I’m acutely aware of how differently I view Calvin’s world as a parent than I did before.  Today, Calvin’s adventures offer up entirely different lessons (frequently about how to keep the bathroom from becoming a swamp during bath time).   There is a new level of nostalgia, poignancy, and even urgency in every panel I read.

This idea that there is an infinite levels of meaning to be found even in a “simple” comic like Calvin and Hobbes is at the center of Imagination and Meaning in Calvin and Hobbes.  Jamey Heit describes the thesis of his text thus, “Calvin and Hobbes enables an imaginative search for meaning that is unique to the space it occupies.”  That is to say, Watterson’s work is particularly open to multiple interpretations.  This is especially true in the moments when Calvin’s imagination launches into full gear.

And, since his imagination is on constant display at one level or another (as he imagines Hobbes as a real tiger), there are always multiple viewpoints on display in the story (as the adults view Hobbes one way and Calvin another).  In a contrasting landscape of imagination and reality, where there is a constant tug and pull between the visual elements of the illustration and the verbal text, heavily influenced by sarcasm and irony, Watterson explores every theme you can think of: Life; Death; God; Love; Contentment; and on and on.  While in many cases, Watterson seems to have a clear point of view, it’s also very apparent that Watterson allows his characters to think their own unique thoughts.

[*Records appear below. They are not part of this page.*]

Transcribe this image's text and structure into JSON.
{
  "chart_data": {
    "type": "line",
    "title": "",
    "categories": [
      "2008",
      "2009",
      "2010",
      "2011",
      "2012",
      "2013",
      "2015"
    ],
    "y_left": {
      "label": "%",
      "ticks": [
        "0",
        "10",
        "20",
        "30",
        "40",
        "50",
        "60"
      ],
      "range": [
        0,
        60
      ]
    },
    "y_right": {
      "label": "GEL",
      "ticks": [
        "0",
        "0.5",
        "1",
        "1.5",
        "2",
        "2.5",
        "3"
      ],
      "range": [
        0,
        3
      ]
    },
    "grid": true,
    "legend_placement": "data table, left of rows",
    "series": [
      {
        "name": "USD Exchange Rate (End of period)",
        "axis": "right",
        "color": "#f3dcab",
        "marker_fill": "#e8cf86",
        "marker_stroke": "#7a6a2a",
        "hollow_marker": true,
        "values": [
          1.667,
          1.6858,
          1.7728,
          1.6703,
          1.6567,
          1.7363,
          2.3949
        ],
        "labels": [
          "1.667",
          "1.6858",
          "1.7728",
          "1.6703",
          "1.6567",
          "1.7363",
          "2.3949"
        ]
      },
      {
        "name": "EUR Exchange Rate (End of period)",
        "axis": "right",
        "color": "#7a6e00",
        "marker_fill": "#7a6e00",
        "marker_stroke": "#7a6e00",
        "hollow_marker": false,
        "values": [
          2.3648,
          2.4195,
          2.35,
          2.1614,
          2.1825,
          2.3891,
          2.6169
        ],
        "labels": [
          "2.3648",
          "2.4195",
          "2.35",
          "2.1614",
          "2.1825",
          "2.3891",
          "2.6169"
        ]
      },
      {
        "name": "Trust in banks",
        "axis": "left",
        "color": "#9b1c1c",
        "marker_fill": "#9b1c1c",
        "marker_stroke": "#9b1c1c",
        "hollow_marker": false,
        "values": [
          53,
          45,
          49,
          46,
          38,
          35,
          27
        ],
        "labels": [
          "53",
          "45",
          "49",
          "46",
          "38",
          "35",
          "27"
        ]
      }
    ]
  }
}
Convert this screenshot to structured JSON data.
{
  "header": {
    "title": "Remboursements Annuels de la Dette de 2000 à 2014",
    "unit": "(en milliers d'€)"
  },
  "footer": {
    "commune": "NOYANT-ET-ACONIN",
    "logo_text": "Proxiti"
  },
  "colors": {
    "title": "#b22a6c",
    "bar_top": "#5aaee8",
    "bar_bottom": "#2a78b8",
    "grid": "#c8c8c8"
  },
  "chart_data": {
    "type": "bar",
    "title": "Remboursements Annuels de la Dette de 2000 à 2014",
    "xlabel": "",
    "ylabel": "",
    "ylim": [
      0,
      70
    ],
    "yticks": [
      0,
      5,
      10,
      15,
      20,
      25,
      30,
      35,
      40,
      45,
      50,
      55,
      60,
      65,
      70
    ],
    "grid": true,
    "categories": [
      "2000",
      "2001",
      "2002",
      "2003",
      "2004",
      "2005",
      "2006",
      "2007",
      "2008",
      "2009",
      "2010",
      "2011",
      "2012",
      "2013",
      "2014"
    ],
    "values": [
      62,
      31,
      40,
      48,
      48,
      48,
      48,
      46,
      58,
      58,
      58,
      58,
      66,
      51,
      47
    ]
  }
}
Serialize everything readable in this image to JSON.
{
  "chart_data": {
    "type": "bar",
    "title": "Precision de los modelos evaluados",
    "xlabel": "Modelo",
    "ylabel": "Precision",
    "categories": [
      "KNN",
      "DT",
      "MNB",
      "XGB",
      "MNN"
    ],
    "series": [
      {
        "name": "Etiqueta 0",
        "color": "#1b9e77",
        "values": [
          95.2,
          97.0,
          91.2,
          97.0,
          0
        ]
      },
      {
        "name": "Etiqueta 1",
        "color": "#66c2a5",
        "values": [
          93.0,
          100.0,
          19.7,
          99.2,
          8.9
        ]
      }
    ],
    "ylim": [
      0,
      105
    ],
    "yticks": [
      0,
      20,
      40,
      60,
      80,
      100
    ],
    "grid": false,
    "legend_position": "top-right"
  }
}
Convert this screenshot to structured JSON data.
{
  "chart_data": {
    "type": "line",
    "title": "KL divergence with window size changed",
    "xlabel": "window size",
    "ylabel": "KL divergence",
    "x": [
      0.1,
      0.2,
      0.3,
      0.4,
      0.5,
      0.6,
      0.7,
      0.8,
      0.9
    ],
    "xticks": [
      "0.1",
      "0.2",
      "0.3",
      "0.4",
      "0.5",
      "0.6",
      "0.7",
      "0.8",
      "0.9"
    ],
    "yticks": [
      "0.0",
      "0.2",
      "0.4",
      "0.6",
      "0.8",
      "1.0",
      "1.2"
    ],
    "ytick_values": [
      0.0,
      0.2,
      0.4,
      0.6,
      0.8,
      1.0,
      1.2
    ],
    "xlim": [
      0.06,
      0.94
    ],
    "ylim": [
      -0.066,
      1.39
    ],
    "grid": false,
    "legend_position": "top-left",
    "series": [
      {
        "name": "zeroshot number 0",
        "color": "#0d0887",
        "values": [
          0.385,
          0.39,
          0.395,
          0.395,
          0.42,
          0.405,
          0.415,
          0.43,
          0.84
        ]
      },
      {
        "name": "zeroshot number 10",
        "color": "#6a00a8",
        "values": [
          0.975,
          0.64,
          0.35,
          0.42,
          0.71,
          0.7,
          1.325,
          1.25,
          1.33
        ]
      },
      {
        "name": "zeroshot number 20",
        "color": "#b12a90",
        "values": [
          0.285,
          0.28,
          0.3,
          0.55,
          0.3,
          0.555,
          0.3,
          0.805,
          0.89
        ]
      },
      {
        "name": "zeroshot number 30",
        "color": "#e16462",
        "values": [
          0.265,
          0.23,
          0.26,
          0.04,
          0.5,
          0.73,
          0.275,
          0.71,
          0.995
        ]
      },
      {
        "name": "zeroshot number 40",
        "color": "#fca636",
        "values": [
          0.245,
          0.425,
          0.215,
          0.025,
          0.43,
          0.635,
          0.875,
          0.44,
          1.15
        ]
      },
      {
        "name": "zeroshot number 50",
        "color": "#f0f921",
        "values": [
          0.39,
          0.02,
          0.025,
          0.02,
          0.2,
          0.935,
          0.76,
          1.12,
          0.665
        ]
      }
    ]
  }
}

Heavily based in the literary theory of Deconstruction, I found Heit’s logic to be very solid and straightforward; however, the extreme level of academic jargon he employs was very daunting for this too-long-out-of-college brain.  I kept wishing for a Young Adult summary.  In spite of the jargon morass, Heit soon moves into a very satisfying topic-by-topic discussion, parsing individual strips and story arcs, analyzing them through the academic lenses of Plato and Aristotle and the like.  The final chapters covering themes of individuality, friendship, and the larger meanings of life were especially enlightening and satisfying.

Heit quotes Pascal in his conclusion, “Imagination decides everything; it creates beauty, justice, and happiness, which is the world’s supreme good.”  A particularly apt description of the world of Calvin and Hobbes, and something I’ll continue to read and re-read, late into the night while my kid and his “Monkey” snooze away in the other room.